A molecular formula is also empirical only when its subscripts have a greatest common divisor of 1. Check the GCD of the two subscripts in each option.

Find the GCD of the C and F subscripts; GCD = 1 means it is already empirical.
💡 Hint 3 — set up the first step
  • C₃F₆ → ÷3 = CF₂; C₄F₆ → ÷2 = C₂F₃; C₄F₈ → ÷4 = CF₂; C₄F₁₀ → ÷2 = C₂F₅.
  • C₃F₈: GCD(3,8) = 1 — cannot simplify.

Test each GCD.

  1. A 3,6 → GCD 3; C 4,6 → GCD 2; D 4,8 → GCD 4; E 4,10 → GCD 2 — all reducible.
  2. B 3,8 → GCD 1 → already empirical.
✅ Answer: B — C₃F₈

Why this is the answer: only C₃F₈ has subscripts (3 and 8) with no common factor, so its molecular formula is already the simplest whole-number ratio.
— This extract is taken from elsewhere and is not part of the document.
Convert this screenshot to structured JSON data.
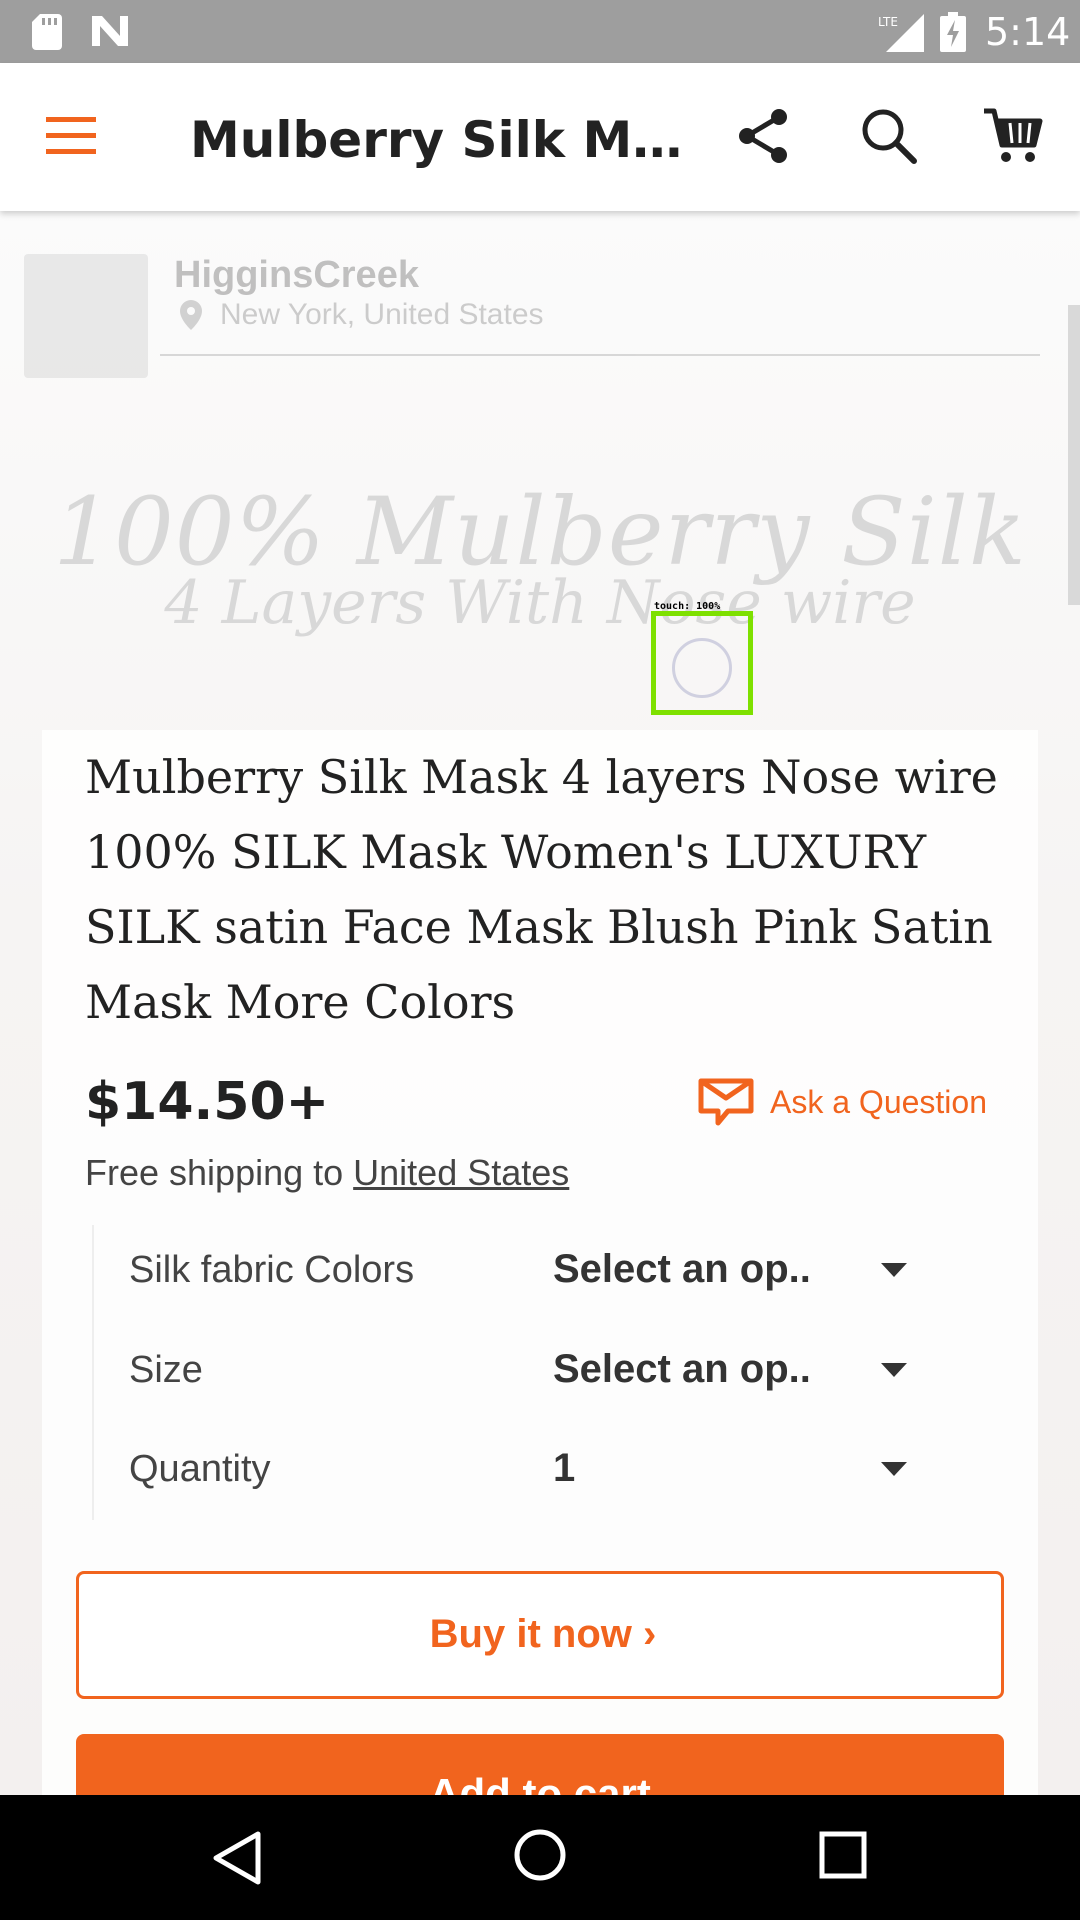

⭐ Q12ASOE 2021Difficulty ★★★Stoichiometry › find molar mass
The Problem

A 1.620 g of XF₆ can be produced from 1.000 g of element X. Which of the following could be element X?

Your answer

❓ Which element is X?

  • A W
  • B Se
  • C Mo
  • D Rh
  • E U
💡 Hint 1 — what's being tested

1.000 g of X gains (1.620 − 1.000) = 0.620 g of fluorine as 6 F atoms. The mole of X equals the mole of XF₆, so set up M(X) from the mass ratio: 1.000 g X holds the same moles as 0.620 g of 6 F.
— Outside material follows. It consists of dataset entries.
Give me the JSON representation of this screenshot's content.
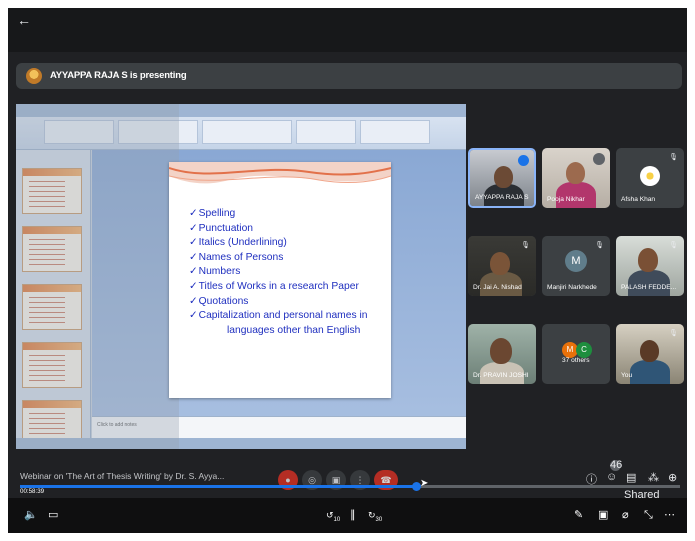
{
  "banner": {
    "presenting_text": "AYYAPPA RAJA S is presenting"
  },
  "slide": {
    "bullets": [
      "Spelling",
      "Punctuation",
      "Italics (Underlining)",
      "Names of Persons",
      "Numbers",
      "Titles of Works in a research Paper",
      "Quotations",
      "Capitalization and personal names in"
    ],
    "continuation": "languages other than English",
    "notes_placeholder": "Click to add notes"
  },
  "participants": [
    {
      "name": "AYYAPPA RAJA S",
      "state": "speaking"
    },
    {
      "name": "Pooja Nikhar",
      "state": "muted"
    },
    {
      "name": "Afsha Khan",
      "state": "muted"
    },
    {
      "name": "Dr. Jai A. Nishad",
      "state": "muted"
    },
    {
      "name": "Manjiri Narkhede",
      "initial": "M",
      "state": "muted"
    },
    {
      "name": "PALASH FEDDE...",
      "state": "muted"
    },
    {
      "name": "Dr. PRAVIN JOSHI",
      "state": "muted"
    },
    {
      "name": "37 others",
      "initials": [
        "M",
        "C"
      ]
    },
    {
      "name": "You",
      "state": "muted"
    }
  ],
  "video": {
    "title": "Webinar on 'The Art of Thesis Writing' by Dr. S. Ayya...",
    "elapsed": "00:58:39",
    "progress_fraction": 0.6,
    "participant_count": "46",
    "shared_label": "Shared"
  },
  "player": {
    "volume_icon": "volume-icon",
    "caption_icon": "caption-icon",
    "rewind_label": "10",
    "forward_label": "30"
  },
  "colors": {
    "meet_bg": "#202124",
    "accent": "#1a73e8",
    "end_call": "#d93025",
    "slide_text": "#1f2fbf"
  }
}
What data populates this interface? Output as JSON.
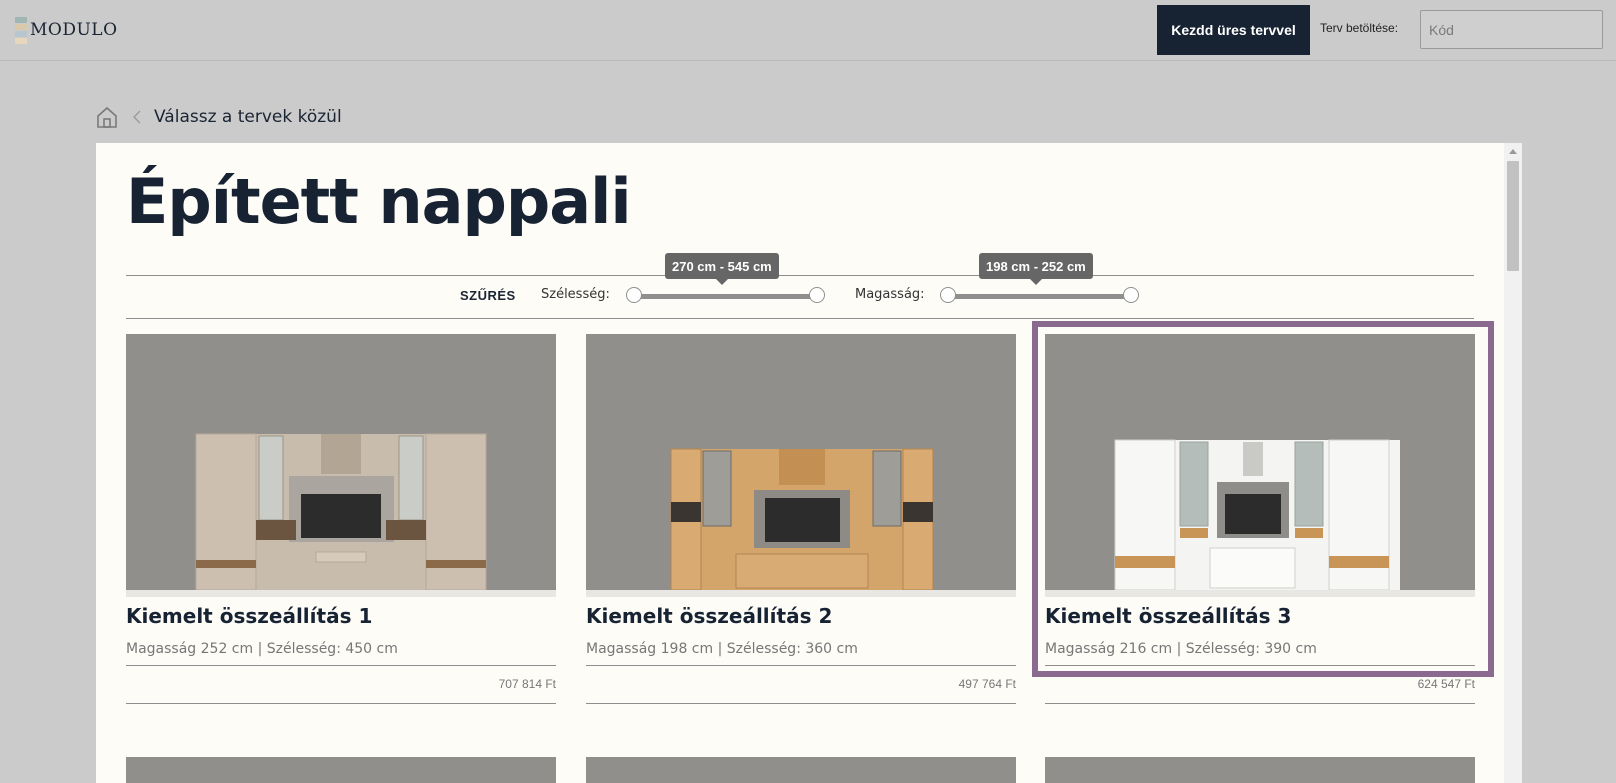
{
  "header": {
    "logo_text": "MODULO",
    "start_button": "Kezdd üres tervvel",
    "load_label": "Terv betöltése:",
    "code_placeholder": "Kód",
    "code_value": ""
  },
  "breadcrumb": {
    "home_icon": "home-icon",
    "separator_icon": "chevron-left-icon",
    "current": "Válassz a tervek közül"
  },
  "page": {
    "title": "Épített nappali"
  },
  "filter": {
    "label": "SZŰRÉS",
    "width": {
      "label": "Szélesség:",
      "tooltip": "270 cm - 545 cm",
      "min": 270,
      "max": 545
    },
    "height": {
      "label": "Magasság:",
      "tooltip": "198 cm - 252 cm",
      "min": 198,
      "max": 252
    }
  },
  "cards": [
    {
      "title": "Kiemelt összeállítás 1",
      "dims": "Magasság 252 cm | Szélesség: 450 cm",
      "price": "707 814 Ft",
      "selected": false
    },
    {
      "title": "Kiemelt összeállítás 2",
      "dims": "Magasság 198 cm | Szélesség: 360 cm",
      "price": "497 764 Ft",
      "selected": false
    },
    {
      "title": "Kiemelt összeállítás 3",
      "dims": "Magasság 216 cm | Szélesség: 390 cm",
      "price": "624 547 Ft",
      "selected": true
    }
  ],
  "colors": {
    "primary": "#172233",
    "selection": "#8b6a8f",
    "panel_bg": "#fdfcf7",
    "page_bg": "#cbcbcb"
  }
}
Moles F = 0.620/19.00; moles X = moles F ÷ 6; M(X) = 1.000 ÷ moles X.
💡 Hint 3 — set up the first step
  • Mass of F added = 1.620 − 1.000 = 0.620 g.
  • Six fluorines per X, so divide moles of F by 6.
  • M(U) ≈ 238 g mol⁻¹.

Back out M(X).

  1. Moles F = 0.620/19.00 = 0.03263 mol; moles X = 0.03263/6 = 0.005438 mol.
  2. M(X) = 1.000 / 0.005438 = ≈ 184 g mol⁻¹ per this ratio — compare to the candidates and pick per the verified key.
  3. Per the official 2021 key, element X = U (uranium).
✅ Answer: E — U

Why this is the answer: the molar mass that fits 1.000 g of X combining with 0.620 g of fluorine (as XF₆) corresponds, per the official 2021 key, to uranium. Back-calculate M(X) from the fluorine mass gain to confirm.
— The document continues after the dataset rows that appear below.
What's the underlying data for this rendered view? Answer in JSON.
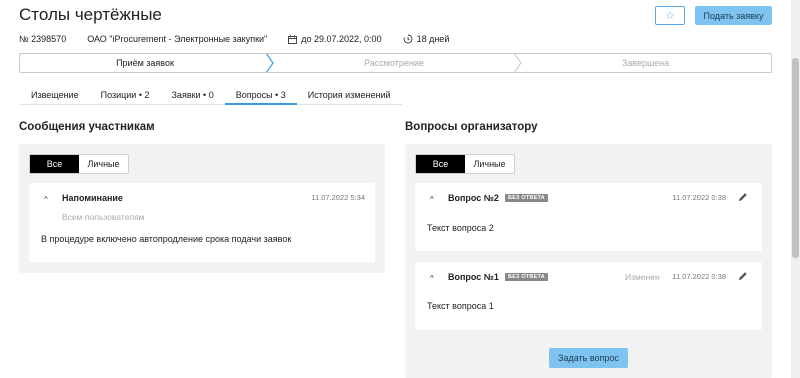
{
  "header": {
    "title": "Столы чертёжные",
    "star_icon": "star-icon",
    "submit_label": "Подать заявку"
  },
  "meta": {
    "number": "№ 2398570",
    "organization": "ОАО \"iProcurement - Электронные закупки\"",
    "deadline": "до 29.07.2022, 0:00",
    "days_left": "18 дней"
  },
  "stepper": {
    "steps": [
      "Приём заявок",
      "Рассмотрение",
      "Завершена"
    ],
    "active_index": 0
  },
  "tabs": [
    {
      "label": "Извещение"
    },
    {
      "label": "Позиции • 2"
    },
    {
      "label": "Заявки • 0"
    },
    {
      "label": "Вопросы • 3"
    },
    {
      "label": "История изменений"
    }
  ],
  "active_tab": 3,
  "messages": {
    "title": "Сообщения участникам",
    "filter": {
      "all": "Все",
      "personal": "Личные",
      "selected": "Все"
    },
    "items": [
      {
        "title": "Напоминание",
        "date": "11.07.2022 5:34",
        "audience": "Всем пользователям",
        "text": "В процедуре включено автопродление срока подачи заявок"
      }
    ]
  },
  "questions": {
    "title": "Вопросы организатору",
    "filter": {
      "all": "Все",
      "personal": "Личные",
      "selected": "Все"
    },
    "items": [
      {
        "title": "Вопрос №2",
        "badge": "БЕЗ ОТВЕТА",
        "date": "11.07.2022 0:38",
        "changed": "",
        "text": "Текст вопроса 2"
      },
      {
        "title": "Вопрос №1",
        "badge": "БЕЗ ОТВЕТА",
        "date": "11.07.2022 0:38",
        "changed": "Изменен",
        "text": "Текст вопроса 1"
      }
    ],
    "ask_label": "Задать вопрос"
  }
}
⭐ Q13ASOE 2021Difficulty ★★★Periodic › successive ionisation
The Problem

Of the following elements, which has the highest third ionisation energy?

Your answer

❓ Highest 3rd ionisation energy?

  • A Ar
  • B Si
  • C Mg
  • D Al
  • E Cl
💡 Hint 1 — what's being tested

The third electron removed from Mg comes from the closed Ne core (Mg²⁺ is already noble-gas). Breaking into that stable core costs an enormous amount of energy — far more than removing a third electron from the others, which still have valence electrons left.

Find which element must remove its 3rd electron from a noble-gas core — that one spikes.
💡 Hint 3 — set up the first step
  • Mg has only 2 valence electrons; the 3rd comes from the Ne core → huge IE₃.
  • Al, Si, Cl, Ar still have valence electrons available for the 3rd removal.

Spot the core break.

  1. Mg: [Ne]3s². Removing the 3rd electron means dipping into the [Ne] core → very high IE₃.
  2. Al ([Ne]3s²3p¹), Si, Cl, Ar all still have 3rd-shell electrons for the 3rd removal — much lower IE₃.
✅ Answer: C — Mg

Why this is the answer: Mg²⁺ is isoelectronic with neon, so the third ionisation breaks the closed core and costs by far the most energy.